More recently India has been hit be a further variant. A team from the German Primate Center in Göttingen, the University of Göttingen Medical Center, the Friedrich-Alexander University of Erlangen-Nürnberg and Hannover Medical School – also reports that the entry of B.1.617 into lung and intestinal cells was blocked following treatment with soluble angiotensin-converting enzyme 2 (ACE2) or the serine protease inhibitor Camostat. However, this host cell entry was not blocked by the monoclonal antibody Bamlanivimab, which has received emergency use authorization (EUA) as a COVID-19 treatment. Finally, B.1.617 also partially evaded neutralization by the antibodies induced through natural infection or immunization with the Pfizer-BioNTech BNT162b2 vaccine.

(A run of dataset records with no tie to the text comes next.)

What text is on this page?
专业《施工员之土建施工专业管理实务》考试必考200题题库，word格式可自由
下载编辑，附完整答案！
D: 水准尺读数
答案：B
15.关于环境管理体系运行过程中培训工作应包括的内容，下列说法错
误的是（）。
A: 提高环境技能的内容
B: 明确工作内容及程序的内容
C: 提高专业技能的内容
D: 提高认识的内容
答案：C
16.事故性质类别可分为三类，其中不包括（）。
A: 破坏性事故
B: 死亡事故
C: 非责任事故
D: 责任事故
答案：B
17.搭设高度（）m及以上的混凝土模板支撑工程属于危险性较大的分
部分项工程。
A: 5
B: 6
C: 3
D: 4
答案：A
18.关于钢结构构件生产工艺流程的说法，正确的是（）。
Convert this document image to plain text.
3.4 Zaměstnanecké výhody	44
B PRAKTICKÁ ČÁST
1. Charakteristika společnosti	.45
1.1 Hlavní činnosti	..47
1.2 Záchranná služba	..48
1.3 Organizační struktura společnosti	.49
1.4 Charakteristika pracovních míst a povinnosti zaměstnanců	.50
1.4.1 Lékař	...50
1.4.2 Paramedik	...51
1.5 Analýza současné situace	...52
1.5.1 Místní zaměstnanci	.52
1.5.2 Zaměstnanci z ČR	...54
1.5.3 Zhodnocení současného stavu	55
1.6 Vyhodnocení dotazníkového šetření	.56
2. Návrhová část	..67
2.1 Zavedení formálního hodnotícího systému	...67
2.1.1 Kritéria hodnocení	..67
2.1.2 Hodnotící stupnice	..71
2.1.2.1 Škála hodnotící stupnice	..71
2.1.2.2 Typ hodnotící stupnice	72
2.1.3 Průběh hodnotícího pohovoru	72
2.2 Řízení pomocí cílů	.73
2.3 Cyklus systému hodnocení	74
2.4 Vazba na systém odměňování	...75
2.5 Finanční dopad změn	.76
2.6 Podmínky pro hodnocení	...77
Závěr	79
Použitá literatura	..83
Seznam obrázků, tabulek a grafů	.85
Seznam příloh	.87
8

These developments indicate that adaptations will need to be made to vaccines to control later waves of variants of the virus. Rather like the influenza virus, which is endemic, a worldwide programme similar to the WHO monitoring of influenza will be needed to enable timely new vaccines to be developed.14

Learning from HIV

COVID-19 isn’t the first infectious disease where novel approaches have been needed to solve issues of access globally. Another example is HIV. This has affected countries round the globe, with severe impact in low and middle-income countries. UNAIDS, WHO, Boehringer Ingelheim, BMS, Roche, GSK and MSD partnered in the Accelerating Access initiative which applied preferential pricing to ARVs, opening the door to improving access in developing countries. Another mechanism to improve access is voluntary licensing agreements whereby a patent holder grants a license over product patents in certain countries to generic manufacturers, enabling development of generic versions in resource-limited settings. By 2006, 28% of those in need in sub-Saharan Africa received treatment, compared to just two percent in 2003; 2007 saw a 54% increase in the number of people in LMICs receiving antiretroviral therapy, but there is a need for continued progress.15

Statement on COVID Vaccines

The way forward

FPM believes that new collaborations are essential to increase supply without compromising safety and quality. One example of a collaboration is COVAX, the vaccines pillar of the Access to COVID-19 Tools (ACT) Accelerator which is a global collaboration to accelerate the development, production, and equitable access to COVID-19 tests, treatments, and vaccines. COVAX is co-led by Gavi (the Vaccine Alliance), the Coalition for Epidemic Preparedness Innovations (CEPI) and WHO.16

The aim of COVAX is to accelerate the development and manufacture of COVID-19 vaccines, and to guarantee fair and equitable access for every country in the world, aiming to have 2 billion doses available by the end of 2021, which should be enough to protect high risk and vulnerable people, as well as frontline healthcare workers. Gavi has created the COVAX Facility through which self-financing economies and funded economies can participate. This also contains a separate funding mechanism, the Gavi COVAX Advance Market Commitment (AMC), which will support access to COVID-19 vaccines for lower-income economies. Combined, these allow the participation of all countries, regardless of ability to pay.17

The need to supply vaccines urgently is a complex situation and whilst there is much attention on the role of IP, there are many factors that need to be considered. FPM urges governments, industry and regulators to collaborate to find solutions to ensure supply as soon as soon as possible. This is important not only for COVID-19 but also to protect the world against future emerging infections.

This statement has been prepared by FPM and is supported by IFAPP.